I’m a Senior Software Engineer in the data group at Drift, a conversational marketing platform that is used for qualifying leads faster, automatically booking meetings and connecting customers to the right business solutions more efficiently. I’ve used Presto quite a bit throughout my career, and I want to first give readers a quick overview of how Presto has enabled my team at Drift to quickly and cost-effectively analyze distributed logs at scale. Then I will share how we used and benefited from Presto at Vistaprint, where I worked previously.
How we use Presto at Drift
To provide data engineers in my group with the ability to mine log files, we use Amazon Athena which has Presto as its distributed SQL query engine for running analytic queries against data of any size. We also use AWS Glue, an ETL service that makes it easy to categorize data, clean it, and move it between different data stores and data streams. Glue basically provides a unified metadata repository across a variety of data sources and formats, and it integrates easily with Athena.
Specifically, Presto plays a key role in enabling internal analysis here at Drift. We use Presto to query both semi-structured and freeform log data such as JSON messages. With Presto, data engineers can easily drop the data into Amazon S3 without needing to perform too much data cleaning, so that Athena can read the data easily.

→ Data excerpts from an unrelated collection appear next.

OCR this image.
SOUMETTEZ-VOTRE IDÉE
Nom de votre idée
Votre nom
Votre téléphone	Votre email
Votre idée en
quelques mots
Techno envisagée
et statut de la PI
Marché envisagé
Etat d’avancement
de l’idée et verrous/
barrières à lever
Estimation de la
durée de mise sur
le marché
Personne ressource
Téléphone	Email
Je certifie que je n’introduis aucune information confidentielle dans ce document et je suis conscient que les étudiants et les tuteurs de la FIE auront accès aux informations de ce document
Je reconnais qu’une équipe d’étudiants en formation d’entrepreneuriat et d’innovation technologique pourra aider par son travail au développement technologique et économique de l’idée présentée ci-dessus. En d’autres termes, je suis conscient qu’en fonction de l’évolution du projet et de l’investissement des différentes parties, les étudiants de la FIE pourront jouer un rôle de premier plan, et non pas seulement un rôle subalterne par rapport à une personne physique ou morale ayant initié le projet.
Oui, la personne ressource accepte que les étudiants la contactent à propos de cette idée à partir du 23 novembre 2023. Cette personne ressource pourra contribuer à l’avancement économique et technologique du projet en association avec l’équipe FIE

We use that data to generate graphs that show how many log reports we’re running, or how many bad instances per hour are occurring.
Advantages of Presto
One of the main advantages of Presto in this case is that my engineering team can get to the data quickly and start querying the data immediately.
The data in Presto is completely cloud-based; it basically functions as an on-demand service query search. If the engineers need to run a massive load of data, it will automatically spin as many nodes as needed.
Business users at Drift could use Presto by querying Salesforce data using Looker, our BI and analytics platform. They would be able to easily process petabytes of data to find answers to their questions, such as how many sales opportunities were created, how many accounts they have, and the progression of the sales pipeline from qualified lead to a closed sale. The main data warehouse at Drift is Snowflake. The data loading does take a lot of development time, as it would require a lot of “scaffolding work” in order to run it. With Presto, I can drop the data in and parse it immediately.
How we used Presto at Vistaprint
I also had the opportunity to use Presto earlier in my career, while working at Vistaprint, an ecommerce platform that combined in-house software and production technology to mass-customize personalized products.
At Vistaprint, Presto was used for flow log reporting to read order data. Every five minutes, we would do a count in AWS Athena to look at orders coming through the system. If it showed that no orders came through in a 15-minute timeframe, I would get an automatic alert via Slack or text, and I would know that there was a problem that needed human intervention. Presto provided quick visibility into the logs so that we could act fast. When our Kafka ingestion cluster went down, the Lambda code that I wrote triggered a Slack alert so we could respond quickly.
The advantages of using Presto at Vistaprint
In the case with Vistaprint, Presto’s ability to efficiently and quickly query large amounts of data from multiple sources was critical. I also appreciated how easy it was to add AWS Athena/Presto to our existing system. I didn’t need to worry about node provisioning, cluster setup, Presto configuration, or cluster tuning.
Presto is designed and tuned for real-world workloads, and I can query data where it is stored without needing to move it into a separate analytics system. This is a huge resource and cost saver. I’m looking forward to seeing how Presto evolves over the next few years, and I’m excited to continue to use it for interactive analytic queries.